- Written by: Dario Fo
- Original language: Italian

= Johan Padan and the Discovery of the Americas =

Johan Padan and the Discovery of the Americas is a one-man play by Dario Fo, recipient of the 1997 Nobel Prize in Literature. It is narrated by Johan Padan, a fugitive from the Spanish Inquisition who accompanies Christopher Columbus on his fourth voyage to the New World.

Fo's response to the 1992 quincentennial celebrations of the first voyage of Christopher Columbus to the Americas, the title character is a Venetian fugitive who escapes from the Spanish Inquisition by joining the explorer and coloniser's fourth voyage. Forced to tend the animals on board, a storm casts him adrift in the ocean on the back of a pig until he reaches the coast and is rescued by the indigenous peoples of the Americas. A video recording of Fo's performance exists.

== Cast ==
- Fiorello: Johan Padan (young voice)
- Dario Fo: Johan Padan (old voice)
- Katie McGovern: Autè (voice)

==Plot summary==

===Prologue===
Fo tells the story of being invited to Seville in 1991 to discuss his earlier play, Isabella, Three Tall Ships, and a Con Man, recounting the hostile reception it received in Rome in 1963, and how under the regime of Francisco Franco a Spanish theatre troupe was arrested for attempting to stage that play. Sensing that his Seville audience was hostile as well, Fo improvised a story that would eventually serve as the basis of Johan Padan and the Discovery of the Americas.

===Part one===
Johan Padan flees Venice after his lover is arrested by the Inquisition and accused of witchcraft. After several episodes in which he witnesses violent antisemitism in the form of auto da fe and financial fraud committed against Jews who flee such violence, Johan is conscripted as part of Christopher Columbus's crew, where tends the livestock in the ship's hold.

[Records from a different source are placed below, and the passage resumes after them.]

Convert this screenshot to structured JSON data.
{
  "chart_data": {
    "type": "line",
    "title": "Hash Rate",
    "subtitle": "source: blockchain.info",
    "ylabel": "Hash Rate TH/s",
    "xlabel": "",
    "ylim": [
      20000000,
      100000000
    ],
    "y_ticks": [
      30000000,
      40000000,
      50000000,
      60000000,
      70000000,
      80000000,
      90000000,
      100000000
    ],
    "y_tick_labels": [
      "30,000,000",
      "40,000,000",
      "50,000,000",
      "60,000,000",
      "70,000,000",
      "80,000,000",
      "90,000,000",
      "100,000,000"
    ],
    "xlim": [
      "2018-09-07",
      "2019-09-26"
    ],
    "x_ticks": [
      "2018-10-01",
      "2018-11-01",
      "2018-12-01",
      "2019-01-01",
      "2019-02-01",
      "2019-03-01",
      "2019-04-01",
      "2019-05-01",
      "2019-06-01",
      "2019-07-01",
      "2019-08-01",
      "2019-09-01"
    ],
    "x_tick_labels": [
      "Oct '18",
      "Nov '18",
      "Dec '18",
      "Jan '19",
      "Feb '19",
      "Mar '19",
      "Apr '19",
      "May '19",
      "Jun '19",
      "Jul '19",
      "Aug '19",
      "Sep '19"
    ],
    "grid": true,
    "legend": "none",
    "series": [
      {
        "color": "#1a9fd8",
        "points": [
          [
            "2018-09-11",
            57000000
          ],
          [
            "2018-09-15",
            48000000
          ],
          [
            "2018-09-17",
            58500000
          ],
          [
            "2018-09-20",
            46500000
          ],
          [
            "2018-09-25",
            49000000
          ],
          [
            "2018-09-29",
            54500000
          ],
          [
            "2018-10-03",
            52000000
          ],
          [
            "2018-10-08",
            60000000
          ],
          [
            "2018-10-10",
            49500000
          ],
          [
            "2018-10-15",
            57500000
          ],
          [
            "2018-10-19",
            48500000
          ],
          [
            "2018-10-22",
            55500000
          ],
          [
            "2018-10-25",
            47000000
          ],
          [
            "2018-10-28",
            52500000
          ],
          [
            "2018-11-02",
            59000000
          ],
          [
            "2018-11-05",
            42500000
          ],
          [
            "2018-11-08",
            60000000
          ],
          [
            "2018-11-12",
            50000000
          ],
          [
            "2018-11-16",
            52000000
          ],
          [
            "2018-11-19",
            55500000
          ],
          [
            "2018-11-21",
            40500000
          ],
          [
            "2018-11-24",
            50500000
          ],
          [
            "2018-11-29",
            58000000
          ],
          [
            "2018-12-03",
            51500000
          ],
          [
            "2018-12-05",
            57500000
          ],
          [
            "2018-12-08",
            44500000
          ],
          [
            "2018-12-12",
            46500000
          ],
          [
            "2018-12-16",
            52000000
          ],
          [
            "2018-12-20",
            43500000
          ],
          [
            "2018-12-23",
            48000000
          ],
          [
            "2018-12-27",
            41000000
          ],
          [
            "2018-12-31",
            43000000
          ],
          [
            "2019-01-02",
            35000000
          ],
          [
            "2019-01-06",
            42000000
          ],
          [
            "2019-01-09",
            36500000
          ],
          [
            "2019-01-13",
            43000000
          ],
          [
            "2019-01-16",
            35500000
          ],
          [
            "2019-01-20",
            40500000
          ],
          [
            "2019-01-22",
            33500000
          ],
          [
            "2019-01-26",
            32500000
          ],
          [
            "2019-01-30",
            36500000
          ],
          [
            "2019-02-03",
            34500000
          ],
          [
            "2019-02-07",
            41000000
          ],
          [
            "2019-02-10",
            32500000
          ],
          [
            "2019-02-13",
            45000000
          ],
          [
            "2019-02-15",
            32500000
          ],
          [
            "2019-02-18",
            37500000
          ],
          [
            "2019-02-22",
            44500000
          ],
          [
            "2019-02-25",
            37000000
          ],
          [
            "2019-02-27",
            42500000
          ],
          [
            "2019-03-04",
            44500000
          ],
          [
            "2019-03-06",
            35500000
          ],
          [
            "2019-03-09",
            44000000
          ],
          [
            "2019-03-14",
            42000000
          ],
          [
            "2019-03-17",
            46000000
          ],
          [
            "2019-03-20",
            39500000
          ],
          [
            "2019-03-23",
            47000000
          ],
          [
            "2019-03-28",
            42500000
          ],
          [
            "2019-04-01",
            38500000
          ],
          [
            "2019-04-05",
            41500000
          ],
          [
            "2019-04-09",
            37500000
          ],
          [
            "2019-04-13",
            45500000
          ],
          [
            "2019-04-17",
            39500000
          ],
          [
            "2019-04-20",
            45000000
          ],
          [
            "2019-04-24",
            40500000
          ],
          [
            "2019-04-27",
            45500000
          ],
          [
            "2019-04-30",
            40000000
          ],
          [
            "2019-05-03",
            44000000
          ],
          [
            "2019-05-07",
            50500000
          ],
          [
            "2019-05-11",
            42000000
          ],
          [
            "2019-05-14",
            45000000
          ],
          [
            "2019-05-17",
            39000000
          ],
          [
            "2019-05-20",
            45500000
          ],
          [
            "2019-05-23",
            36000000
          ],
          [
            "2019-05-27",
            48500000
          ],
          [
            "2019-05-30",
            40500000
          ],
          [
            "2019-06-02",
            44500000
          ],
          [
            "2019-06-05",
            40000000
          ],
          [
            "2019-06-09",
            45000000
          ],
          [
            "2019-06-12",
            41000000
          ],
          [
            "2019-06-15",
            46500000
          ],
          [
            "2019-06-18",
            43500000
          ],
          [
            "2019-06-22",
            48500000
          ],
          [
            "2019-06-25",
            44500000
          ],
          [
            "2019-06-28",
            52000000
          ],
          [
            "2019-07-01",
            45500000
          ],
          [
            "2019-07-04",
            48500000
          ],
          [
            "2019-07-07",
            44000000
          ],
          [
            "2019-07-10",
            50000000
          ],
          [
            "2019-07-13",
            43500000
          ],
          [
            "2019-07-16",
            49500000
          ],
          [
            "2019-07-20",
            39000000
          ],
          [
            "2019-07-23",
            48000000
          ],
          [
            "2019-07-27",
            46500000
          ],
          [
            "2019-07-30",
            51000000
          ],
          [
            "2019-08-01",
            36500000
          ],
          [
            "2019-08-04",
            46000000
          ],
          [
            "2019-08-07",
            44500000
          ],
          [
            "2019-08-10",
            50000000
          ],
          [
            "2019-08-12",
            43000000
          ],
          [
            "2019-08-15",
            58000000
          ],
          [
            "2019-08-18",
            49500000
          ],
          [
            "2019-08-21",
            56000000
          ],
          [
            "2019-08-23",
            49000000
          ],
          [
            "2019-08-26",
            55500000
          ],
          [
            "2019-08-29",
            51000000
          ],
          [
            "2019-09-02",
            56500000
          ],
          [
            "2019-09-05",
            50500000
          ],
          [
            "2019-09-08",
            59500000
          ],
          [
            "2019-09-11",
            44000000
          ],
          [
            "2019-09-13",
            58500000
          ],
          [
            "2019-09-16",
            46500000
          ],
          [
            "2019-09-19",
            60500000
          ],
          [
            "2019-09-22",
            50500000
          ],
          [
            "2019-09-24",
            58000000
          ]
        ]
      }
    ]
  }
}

Upon arriving in the Americas, Johan is entranced by the natives and subsequently horrified by the violence committed against them by his fellow Europeans. When the ship he is on is wrecked, he and his fellow animal keepers, survive by floating ashore on the backs of pigs and after many misunderstandings, joins a Caribbean tribe, using his skills of basic surgery, fireworks, and horse training to become the holy man of the tribe.

===Part two===
Johan leads the tribe on a journey around the Americas, having comical encounters with other Native American cultures. He teaches his tribe how to tame and ride horses. Finally, in Florida when they come upon a Spanish colony, Johan realizes that the only way to protect his tribe from being enslaved is to convert them to Christianity. He teaches them heretical versions of stories from the Bible and Gospels. When that fails, he uses sabotage, and his expertise with fireworks to drive the Spaniards away.

==Composition==
Fo researched the journals of a number of European explorers of the fifteenth and sixteenth centuries and wrote the play in a dialect that drew upon the Lombardian, Venetian, Catalanian, Castilian, Provençal, Portuguese and Arabic. His wife, the actor Franca Rame, translated it into modern Italian. Fo also composed a book of illustrations that he uses to prompt himself when he performs the play on stage.

==Performance==
When performed by Dario Fo, the play is often improvised, using a book of illustrations as a prompt. He uses mime and grammelot and onomatopoeia to represent the action. It is considered to belong to the genre of Teatro di narrazione, which is generally said to have begun with Fo's own Mistero Buffo.

American actor Thomas Derrah is also noted for performing an English language version, translated by Ron Jenkins.

==Historical Antecedents==
The character of Johan Padan is inspired by both the commedia dell'arte characters of Zanni and Harlequin (characters whom Fo frequently draws upon) and by such historical figures as Cabeza de Vaca, Hans Staten, Gonzalo Guerrico and Michele da Cuneo, early European sailors and explorers of the Americas who came to sympathize with the native peoples and often aided them in resisting Europeans.

==Translations==
- Johan Padan and the Discovery of America. Trans. Ed Emery.

==Film adaptation==
In 2002, the play was adapted into an animation film directed by Giulio Cingoli, Venetian Rascal Goes to America (Italian: Johan Padan e la descoverta de le Americhe). Rosario Fiorello and the same Fo did the voice work for the title character.